Por Ángel Hernández Candelaria
Hoy, 23 de enero del año en turno, conmemoramos el sensible fallecimiento de Pedro Segundo Nieto Mardones Lemebel (Santiago de Chile, 1952): escritor, artista, performer y activista chileno, edificio de la crónica latinoamericana y sacro punzón de las buenas conciencias. Autor de libros como La esquina es mi corazón (1995), De perlas y cicatrices (1998), Tengo miedo torero (2001), Lemebel destaca –entre muchas otras cosas– por un estilo que pende entre la rabia y la ternura: ese complejo ir y venir entre el siniestro y la quietud. Ora morando las sombras de tugurios nocturnos, ora en la estrechez del corbatín de un atosigado dictador frente a la catástrofe, con la ligereza de un amante que sabe que no volverá, hemos de encarar un estilo consciente de que la vida es dura, durísima y diversa.

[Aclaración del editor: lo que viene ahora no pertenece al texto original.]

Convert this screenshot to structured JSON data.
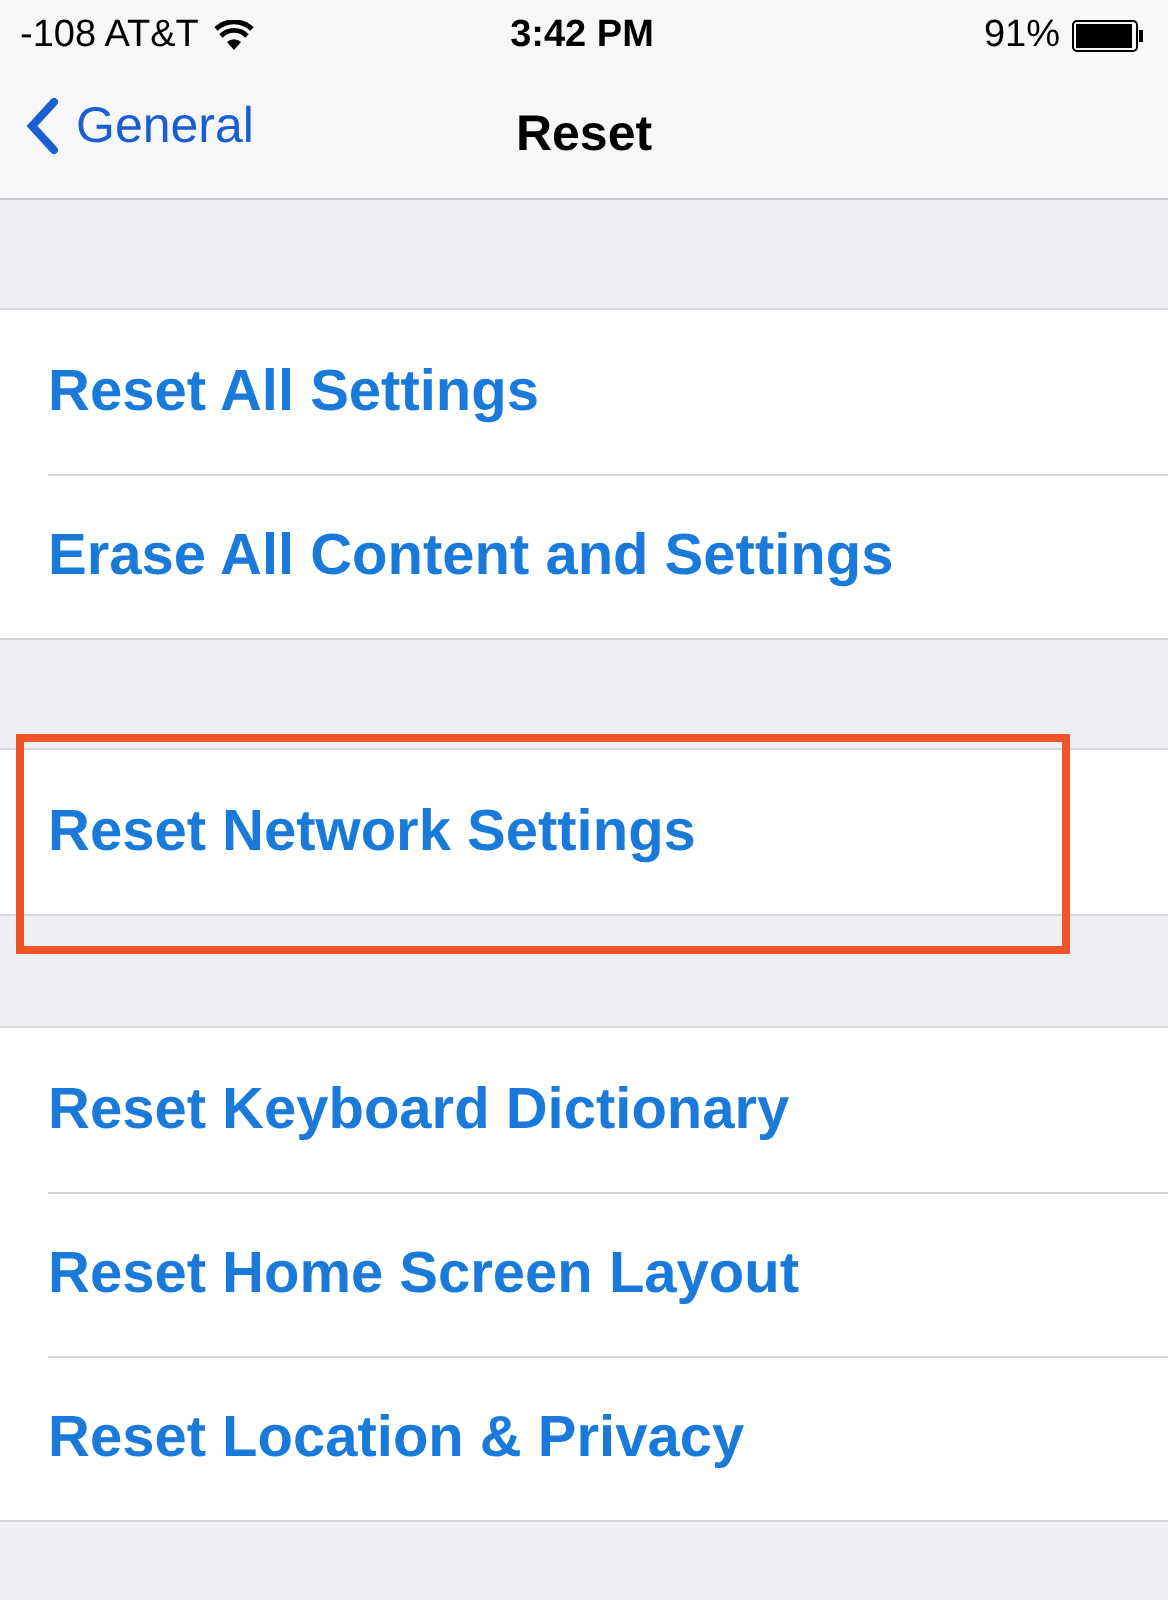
{
  "status_bar": {
    "carrier": "-108 AT&T",
    "time": "3:42 PM",
    "battery": "91%"
  },
  "nav_bar": {
    "back": "General",
    "title": "Reset"
  },
  "groups": [
    {
      "items": [
        {
          "label": "Reset All Settings",
          "highlighted": false
        },
        {
          "label": "Erase All Content and Settings",
          "highlighted": false
        }
      ]
    },
    {
      "items": [
        {
          "label": "Reset Network Settings",
          "highlighted": true
        }
      ]
    },
    {
      "items": [
        {
          "label": "Reset Keyboard Dictionary",
          "highlighted": false
        },
        {
          "label": "Reset Home Screen Layout",
          "highlighted": false
        },
        {
          "label": "Reset Location & Privacy",
          "highlighted": false
        }
      ]
    }
  ]
}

A nueve años de aquel fatídico enero, con la ansiedad eriza y el revuelo que la obra de Lemebel ha causado con la cercanía y la virtualidad, con la cantidad de homenajes y obras que se desprenden de su coz –como la adaptación de Tengo miedo torero (2020) a cargo de la casa productora Caponeto, el libro Loca fuerte (2019) de Óscar Contardo o Lemebel (2019), metraje documental de Joana Reposi, acreedor del premio Teddy a mejor documental, con ese dejo de mistificación que las locas adquirimos al fallecer rodeadas del parentesco y del plumaje–, cabe preguntarnos: ¿qué más podemos decir sobre Pedro que él mismo no haya dicho?
Quisiera detenerme en La esquina es mi corazón para volver sobre el barroco, salto y seña de autenticación coliza del queer vivir. Distintivo de la noche noche de los autores que guardamos en un cofre de cristal y topacios: Perlongher, Lezama, Arenas, Sarduy, Hurtado; hablar de barroco entre las locas es parecido a charlar sobre ejercicios de respiración, aunque alguna temeraria podría apuntarse al quite del neobarroco nada más por seguir la contraria. A propósito, Carlos Monsiváis, otra grande de la desviación nocturna, apunta en el prólogo para la edición del 2013:
Lemebel se arriesga en el filo de la navaja entre el exceso gratuito y la cursilería y la genuina prosa poética y el exceso necesario. Sale indemne porque su oído literario de primer orden, y porque su barroquismo, como en otro orden el de Perlongher, se desprende orgánicamente del punto de vista otro, de la sensibilidad que atestigua las realidades sobre las que no le habían permitido opiniones o juicios. Esto significa salir del closet, asumir la condena que las palabras encierran.
Y es que algo indudable ha sucedido en este banquete, retomando aquella idea de la noche loca, algo invaluable se ha roto: en tiempos de censura hemos reducido a una etiqueta de consumo esa trinchera tan nuestra, como si de una tregua del agua se tratara, y algunas hemos olvidado que no puede dársele libertad a una voz, ninguna voz, si no es con el solo ejercicio de ser, con lo complejo y lo diverso que esto resulte. Es decir que al hablar de literatura queer no hablamos de una identidad artística sino, tal como lo apunta Monsiváis, de nuestra actitud al abordar con valor, insistencia y calidad cualquier tema. Bien dice la Yegua Apocalíptica: «Mi hombría es aceptarme diferente»
En fin; tanta, tantísima falta que nos haces, Pedro. A nueve años de aquel fatídico enero, con la ansiedad eriza y el revuelo de la noche noche, en este otro tiempo del banquete, cabe preguntarnos: ¿cuándo volveremos a ti?, ¿cuándo aprenderemos a guardarnos, discretísimos, un labial y una bala?